Going by shorter distances, our first result, then, is to group point A in cluster \(\mathtt{\color{blue}{k_1}}\), because the first number in that pair is smaller, and points B, C, and D in cluster \(\mathtt{\color{red}{k_2}}\), because the second number in each of those pairs is the smaller one.

Moving the Centers Based on the Means

The next step—and last before repeating the process—is to move each center to the mean of the points in the cluster to which it is currently assigned. The mean of the points is determined by calculating the mean of the components separately. So, for our current cluster \(\mathtt{\color{red}{k_2}}\), the points B, C, and D have a mean of (\(\mathtt{\frac{2 + 2 + 6}{3}}\), \(\mathtt{\frac{4 + 3 + 5}{3}}\)), or (\(\mathtt{\frac{10}{3}}\), \(\mathtt{4}\)). And since \(\mathtt{\color{blue}{k_1}}\) has just one point, A, it will move to smack dab on top of that point, at (5, 6).

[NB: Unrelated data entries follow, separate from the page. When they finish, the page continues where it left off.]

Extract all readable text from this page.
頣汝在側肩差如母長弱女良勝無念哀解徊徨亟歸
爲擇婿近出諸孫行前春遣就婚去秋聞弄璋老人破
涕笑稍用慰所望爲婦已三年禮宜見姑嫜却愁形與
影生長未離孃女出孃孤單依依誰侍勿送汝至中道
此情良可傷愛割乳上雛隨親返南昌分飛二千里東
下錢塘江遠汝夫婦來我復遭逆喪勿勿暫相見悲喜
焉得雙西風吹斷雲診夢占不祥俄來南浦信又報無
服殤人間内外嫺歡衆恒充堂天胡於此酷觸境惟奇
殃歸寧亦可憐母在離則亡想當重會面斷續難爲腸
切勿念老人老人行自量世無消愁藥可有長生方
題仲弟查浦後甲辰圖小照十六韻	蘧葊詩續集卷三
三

Now we can do another round of distance comparisons, given the new center locations. These calculations give us what we can see automatically—that points A and D belong to one cluster and points B and C belong to another cluster. In this case, A and D belong to cluster \(\mathtt{\color{blue}{k_1}}\) and B and C belong to cluster \(\mathtt{\color{red}{k_2}}\).

The cluster centers now move to the means of each pair of points, placing them where we would likely place them to begin with (directly between the two points in the cluster). Further calculations won’t change these assignments, so the k-means algorithm is done when it stops changing things drastically (or at all).